Wenn es um Rekorde in League of Legends geht, fällt sein Name zuerst: Faker. Der Midlaner von T1 hat mit seinem neuesten Meilenstein beim MSI 2025 erneut ein Zeichen gesetzt. 1000 Kills auf internationaler Bühne – als erster Spieler überhaupt. Für die Szene ist das mehr als nur eine Zahl. Es ist ein Stück Esport-Geschichte.
Warum dieser Rekord so besonders ist
Kills auf internationaler Bühne bedeuten: Es zählen nur die großen Turniere. Weltmeisterschaften, MSI, internationale Einladungsevents. Kein LCK, kein Solo-Queue, keine Freundschaftsmatches. Wer hier punktet, spielt gegen die Besten der Welt – mit allem, was dazugehört.
Dass Faker diese Marke zuerst erreicht, überrascht niemand. Aber es macht einmal mehr deutlich, was ihn von anderen unterscheidet: Beständigkeit, Spielintelligenz und eine Karriere, die über zehn Jahre auf absolutem Top-Niveau läuft.

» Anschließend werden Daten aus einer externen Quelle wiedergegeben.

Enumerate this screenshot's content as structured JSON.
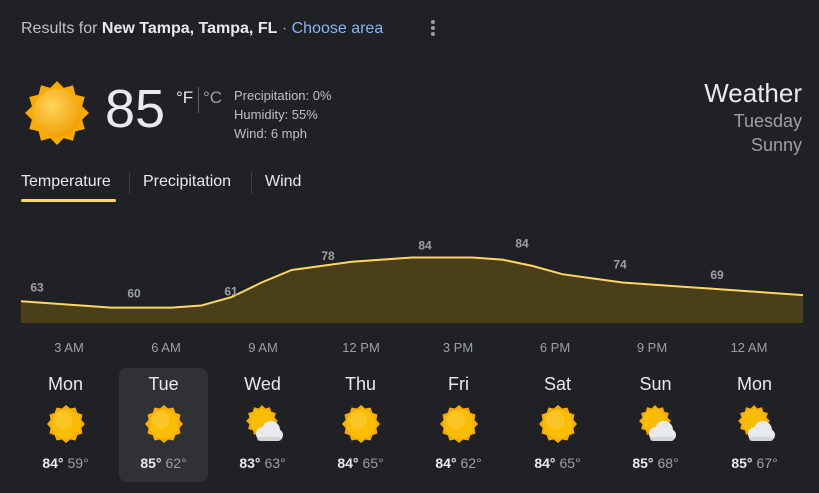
{
  "header": {
    "results_prefix": "Results for",
    "location": "New Tampa, Tampa, FL",
    "separator": "·",
    "choose_area": "Choose area",
    "more_icon": "more-vert-icon"
  },
  "current": {
    "icon": "sunny-icon",
    "temperature": "85",
    "unit_f": "°F",
    "unit_c": "°C",
    "precipitation": "Precipitation: 0%",
    "humidity": "Humidity: 55%",
    "wind": "Wind: 6 mph",
    "title": "Weather",
    "day": "Tuesday",
    "condition": "Sunny"
  },
  "tabs": [
    {
      "label": "Temperature",
      "selected": true
    },
    {
      "label": "Precipitation",
      "selected": false
    },
    {
      "label": "Wind",
      "selected": false
    }
  ],
  "colors": {
    "accent": "#fdd663",
    "background": "#202124",
    "chart_fill": "#4a3f19",
    "sun": "#f9ab00"
  },
  "chart_data": {
    "type": "area",
    "x_labels": [
      "3 AM",
      "6 AM",
      "9 AM",
      "12 PM",
      "3 PM",
      "6 PM",
      "9 PM",
      "12 AM"
    ],
    "labeled_points": [
      {
        "x": "3 AM",
        "y": 63
      },
      {
        "x": "6 AM",
        "y": 60
      },
      {
        "x": "9 AM",
        "y": 61
      },
      {
        "x": "12 PM",
        "y": 78
      },
      {
        "x": "3 PM",
        "y": 84
      },
      {
        "x": "6 PM",
        "y": 84
      },
      {
        "x": "9 PM",
        "y": 74
      },
      {
        "x": "12 AM",
        "y": 69
      }
    ],
    "series": [
      {
        "values": [
          63,
          62,
          61,
          60,
          60,
          60,
          61,
          65,
          72,
          78,
          80,
          82,
          83,
          84,
          84,
          84,
          83,
          80,
          76,
          74,
          72,
          71,
          70,
          69,
          68,
          67,
          66
        ]
      }
    ],
    "ylim": [
      55,
      90
    ],
    "grid": false
  },
  "forecast": [
    {
      "day": "Mon",
      "icon": "sunny-icon",
      "high": "84°",
      "low": "59°",
      "selected": false
    },
    {
      "day": "Tue",
      "icon": "sunny-icon",
      "high": "85°",
      "low": "62°",
      "selected": true
    },
    {
      "day": "Wed",
      "icon": "partly-cloudy-icon",
      "high": "83°",
      "low": "63°",
      "selected": false
    },
    {
      "day": "Thu",
      "icon": "sunny-icon",
      "high": "84°",
      "low": "65°",
      "selected": false
    },
    {
      "day": "Fri",
      "icon": "sunny-icon",
      "high": "84°",
      "low": "62°",
      "selected": false
    },
    {
      "day": "Sat",
      "icon": "sunny-icon",
      "high": "84°",
      "low": "65°",
      "selected": false
    },
    {
      "day": "Sun",
      "icon": "partly-cloudy-icon",
      "high": "85°",
      "low": "68°",
      "selected": false
    },
    {
      "day": "Mon",
      "icon": "partly-cloudy-icon",
      "high": "85°",
      "low": "67°",
      "selected": false
    }
  ]
}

Die Zahlen hinter der Legende
Fakers Rekord steht nicht allein. Er reiht sich ein in eine Liste von Bestwerten, die in ihrer Gesamtheit fast schon absurd wirken:
– 1000 internationale Kills
– Fünf Weltmeistertitel (2013, 2015, 2016, 2023, 2024)
– Über 600 LCK-Siege
– Zwei MSI-Titel
– Seit 2024 Mitglied der Hall of Legends
Diese Zahlen zeigen nicht nur, wie lange Faker dabei ist – sondern auch, wie konstant er auf höchstem Level performt. Und das in einem Spiel, das sich mit jedem Patch verändert.
Vom Debüt bis zur Hall of Legends
2013 betrat Faker die Bühne der LCK – und alles ging schnell. Sein legendäres Zed-Duell gegen Ryu, die ersten Titel mit SK Telecom T1, sein Ruf als Innovator auf der Midlane. Schon früh war klar: Hier kommt kein gewöhnlicher Profi.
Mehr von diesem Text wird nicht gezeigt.